人民元の国際化は実体経済としての企業にとって、どのような意味をもつのだろうか。「国際金融報」が伝えた。
オランダのTKHグループN.V.系列の特恩馳光繊有限公司アジア太平洋地区財務部の楊爽会計経理は、このほど行われた欧州金融フォーラムで、「中国の外国為替管理制度の改革が一歩進むたびに、弊社のグローバル財務システムに大きな変化が生じている。もしも中国の外為管理制度が改革されて世界の他の国と同じようになれば、大手多国籍企業の財務のシステムや基準はいずれも制定し直さなければならなくなると確信する」と述べた。
一連の多国籍企業の最高財務責任者(CFO)や財務担当者は基本的に楊会計経理と同じ見方を示す。中国の外為制度改革により自社の機関、基準、法律との整合性など各方面が再調整を迫られる。財務分野にとどまらず、財務と密接に関連する調達や販売などにも大きな変化が生じる、という見方だ。
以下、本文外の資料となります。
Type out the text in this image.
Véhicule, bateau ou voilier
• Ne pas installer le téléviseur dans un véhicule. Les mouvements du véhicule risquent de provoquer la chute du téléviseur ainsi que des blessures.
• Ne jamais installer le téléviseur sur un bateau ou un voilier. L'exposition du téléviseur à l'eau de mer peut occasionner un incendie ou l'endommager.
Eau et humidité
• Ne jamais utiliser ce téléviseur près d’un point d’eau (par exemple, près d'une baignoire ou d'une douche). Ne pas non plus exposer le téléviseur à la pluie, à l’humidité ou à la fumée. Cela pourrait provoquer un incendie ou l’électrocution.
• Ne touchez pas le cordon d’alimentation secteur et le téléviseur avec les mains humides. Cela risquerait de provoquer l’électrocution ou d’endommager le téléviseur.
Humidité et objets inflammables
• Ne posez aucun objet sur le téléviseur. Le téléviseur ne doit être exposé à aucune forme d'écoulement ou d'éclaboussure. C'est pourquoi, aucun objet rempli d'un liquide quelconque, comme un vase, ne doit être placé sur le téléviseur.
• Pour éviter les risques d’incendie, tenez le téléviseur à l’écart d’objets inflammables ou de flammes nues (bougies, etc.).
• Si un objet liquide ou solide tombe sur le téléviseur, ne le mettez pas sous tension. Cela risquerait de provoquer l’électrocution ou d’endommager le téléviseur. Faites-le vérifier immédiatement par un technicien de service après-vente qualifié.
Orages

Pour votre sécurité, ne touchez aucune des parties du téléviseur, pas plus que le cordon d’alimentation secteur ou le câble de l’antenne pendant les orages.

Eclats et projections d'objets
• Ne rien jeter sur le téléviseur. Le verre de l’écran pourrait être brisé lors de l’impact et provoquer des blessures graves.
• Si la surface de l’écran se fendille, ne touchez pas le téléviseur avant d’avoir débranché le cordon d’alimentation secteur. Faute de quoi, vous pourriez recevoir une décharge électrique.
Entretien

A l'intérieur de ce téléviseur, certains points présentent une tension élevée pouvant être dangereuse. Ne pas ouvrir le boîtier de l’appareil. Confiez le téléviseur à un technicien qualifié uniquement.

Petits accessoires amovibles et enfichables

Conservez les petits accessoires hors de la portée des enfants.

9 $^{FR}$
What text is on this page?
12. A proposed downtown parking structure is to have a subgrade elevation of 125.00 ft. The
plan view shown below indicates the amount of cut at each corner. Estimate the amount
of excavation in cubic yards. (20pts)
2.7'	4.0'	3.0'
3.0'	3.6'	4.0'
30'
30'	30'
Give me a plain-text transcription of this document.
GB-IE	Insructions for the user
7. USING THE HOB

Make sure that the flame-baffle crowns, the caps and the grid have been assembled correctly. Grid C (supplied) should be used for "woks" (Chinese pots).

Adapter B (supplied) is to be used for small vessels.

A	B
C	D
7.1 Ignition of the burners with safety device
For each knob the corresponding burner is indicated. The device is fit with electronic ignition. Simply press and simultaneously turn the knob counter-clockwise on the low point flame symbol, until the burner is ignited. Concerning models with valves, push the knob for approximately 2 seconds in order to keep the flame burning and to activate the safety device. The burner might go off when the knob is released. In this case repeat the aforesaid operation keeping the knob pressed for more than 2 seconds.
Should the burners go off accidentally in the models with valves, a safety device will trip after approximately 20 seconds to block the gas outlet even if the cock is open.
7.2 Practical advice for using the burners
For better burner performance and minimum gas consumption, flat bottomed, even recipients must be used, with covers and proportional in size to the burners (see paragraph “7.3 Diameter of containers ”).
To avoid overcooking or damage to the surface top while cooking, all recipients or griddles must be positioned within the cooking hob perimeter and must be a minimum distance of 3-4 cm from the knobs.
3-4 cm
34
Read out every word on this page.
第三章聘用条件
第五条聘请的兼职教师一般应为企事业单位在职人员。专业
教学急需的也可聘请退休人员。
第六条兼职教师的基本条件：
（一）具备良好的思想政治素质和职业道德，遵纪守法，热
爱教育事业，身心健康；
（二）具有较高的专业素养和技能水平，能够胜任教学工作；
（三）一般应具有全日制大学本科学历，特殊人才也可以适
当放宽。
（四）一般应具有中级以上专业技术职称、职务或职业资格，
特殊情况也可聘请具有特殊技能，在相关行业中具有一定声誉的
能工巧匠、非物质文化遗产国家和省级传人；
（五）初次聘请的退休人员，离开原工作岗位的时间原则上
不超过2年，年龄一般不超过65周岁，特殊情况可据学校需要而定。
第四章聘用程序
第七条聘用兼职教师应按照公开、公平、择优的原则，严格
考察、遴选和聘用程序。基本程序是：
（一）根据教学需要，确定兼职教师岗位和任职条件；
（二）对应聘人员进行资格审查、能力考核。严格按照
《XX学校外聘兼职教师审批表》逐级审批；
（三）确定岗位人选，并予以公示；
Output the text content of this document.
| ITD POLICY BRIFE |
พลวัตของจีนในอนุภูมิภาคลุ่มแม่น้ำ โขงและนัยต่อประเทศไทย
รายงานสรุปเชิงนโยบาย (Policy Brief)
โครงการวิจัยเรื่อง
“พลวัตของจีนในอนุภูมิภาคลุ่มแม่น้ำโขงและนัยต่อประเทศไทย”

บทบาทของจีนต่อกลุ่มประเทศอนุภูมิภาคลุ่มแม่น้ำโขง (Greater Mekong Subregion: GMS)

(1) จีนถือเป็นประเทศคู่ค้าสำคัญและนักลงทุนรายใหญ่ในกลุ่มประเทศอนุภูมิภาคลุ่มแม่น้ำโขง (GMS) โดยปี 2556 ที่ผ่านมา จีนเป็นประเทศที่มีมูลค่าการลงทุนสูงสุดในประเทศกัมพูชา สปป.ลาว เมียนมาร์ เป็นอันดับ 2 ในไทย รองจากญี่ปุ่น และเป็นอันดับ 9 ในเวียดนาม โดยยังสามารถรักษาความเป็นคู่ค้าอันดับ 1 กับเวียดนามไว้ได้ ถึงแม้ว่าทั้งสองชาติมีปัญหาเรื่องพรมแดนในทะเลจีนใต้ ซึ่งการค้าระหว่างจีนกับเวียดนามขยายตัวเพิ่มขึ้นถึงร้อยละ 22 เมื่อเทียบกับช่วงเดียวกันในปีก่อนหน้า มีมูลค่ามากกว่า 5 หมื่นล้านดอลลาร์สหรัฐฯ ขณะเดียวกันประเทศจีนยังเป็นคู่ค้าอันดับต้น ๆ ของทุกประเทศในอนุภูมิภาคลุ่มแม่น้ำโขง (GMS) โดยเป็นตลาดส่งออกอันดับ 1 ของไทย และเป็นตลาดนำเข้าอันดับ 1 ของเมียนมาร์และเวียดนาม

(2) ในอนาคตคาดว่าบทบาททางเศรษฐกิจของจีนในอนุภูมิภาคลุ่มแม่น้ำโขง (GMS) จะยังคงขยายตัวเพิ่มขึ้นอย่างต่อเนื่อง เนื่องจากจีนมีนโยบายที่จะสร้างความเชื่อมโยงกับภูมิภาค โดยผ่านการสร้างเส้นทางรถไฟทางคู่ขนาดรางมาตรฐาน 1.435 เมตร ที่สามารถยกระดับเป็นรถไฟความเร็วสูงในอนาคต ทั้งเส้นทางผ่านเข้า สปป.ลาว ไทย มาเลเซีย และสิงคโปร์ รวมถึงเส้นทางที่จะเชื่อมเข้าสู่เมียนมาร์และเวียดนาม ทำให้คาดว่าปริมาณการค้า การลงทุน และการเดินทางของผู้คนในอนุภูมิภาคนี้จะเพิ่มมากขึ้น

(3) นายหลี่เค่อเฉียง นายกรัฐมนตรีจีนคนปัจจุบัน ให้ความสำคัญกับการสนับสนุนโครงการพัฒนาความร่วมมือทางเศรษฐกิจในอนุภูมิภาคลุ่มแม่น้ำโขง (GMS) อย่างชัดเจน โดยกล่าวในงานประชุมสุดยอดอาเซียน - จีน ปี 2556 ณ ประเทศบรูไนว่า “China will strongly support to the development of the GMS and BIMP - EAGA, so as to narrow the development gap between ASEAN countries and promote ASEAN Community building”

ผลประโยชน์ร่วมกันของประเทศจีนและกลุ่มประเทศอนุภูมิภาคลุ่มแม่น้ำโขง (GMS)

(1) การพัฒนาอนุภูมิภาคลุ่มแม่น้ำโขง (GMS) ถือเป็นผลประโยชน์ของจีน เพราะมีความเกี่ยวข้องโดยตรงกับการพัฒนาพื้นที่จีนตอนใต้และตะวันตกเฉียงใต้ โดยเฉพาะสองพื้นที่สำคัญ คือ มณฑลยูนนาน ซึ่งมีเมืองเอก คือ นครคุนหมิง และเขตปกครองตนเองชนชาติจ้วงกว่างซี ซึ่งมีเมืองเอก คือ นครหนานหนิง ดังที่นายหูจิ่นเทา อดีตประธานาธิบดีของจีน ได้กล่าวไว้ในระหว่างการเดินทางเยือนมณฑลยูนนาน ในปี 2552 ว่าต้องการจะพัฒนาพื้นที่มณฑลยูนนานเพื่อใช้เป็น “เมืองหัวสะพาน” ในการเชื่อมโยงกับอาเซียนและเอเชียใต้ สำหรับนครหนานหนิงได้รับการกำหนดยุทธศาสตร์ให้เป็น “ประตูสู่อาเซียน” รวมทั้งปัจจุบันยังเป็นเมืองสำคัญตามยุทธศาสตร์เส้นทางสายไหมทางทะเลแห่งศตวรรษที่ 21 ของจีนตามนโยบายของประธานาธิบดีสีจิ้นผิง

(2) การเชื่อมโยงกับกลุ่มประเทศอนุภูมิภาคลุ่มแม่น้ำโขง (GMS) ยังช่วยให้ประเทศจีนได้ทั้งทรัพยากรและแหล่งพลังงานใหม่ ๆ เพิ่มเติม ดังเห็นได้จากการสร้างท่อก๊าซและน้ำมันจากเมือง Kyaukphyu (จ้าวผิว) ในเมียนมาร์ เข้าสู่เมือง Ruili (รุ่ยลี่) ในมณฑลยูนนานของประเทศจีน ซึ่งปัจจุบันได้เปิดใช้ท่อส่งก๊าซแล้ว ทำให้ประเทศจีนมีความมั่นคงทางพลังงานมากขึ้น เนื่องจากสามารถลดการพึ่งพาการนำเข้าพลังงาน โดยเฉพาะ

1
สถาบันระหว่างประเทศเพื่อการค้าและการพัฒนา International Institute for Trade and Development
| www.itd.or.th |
米国コーラーグループのアジア太平洋エリアの朱朝輝財務総監は、「これまでの弊社の規定では、売り手側の通貨で支払いや会計の実務を処理してきたが、人民元は自由に両替できないため、中国の売り手は為替取引による損失を被る可能性があった。現在は外国為替資金貸付では直接人民元を借り入れることができるようになり、これだけでも弊社の流動性管理は非常に便利になった。実体経済に従事する企業にとって、供給チェーンにおける資金管理がうまくいけば、流動性の管理は半分も成功したようなものだ」と話す。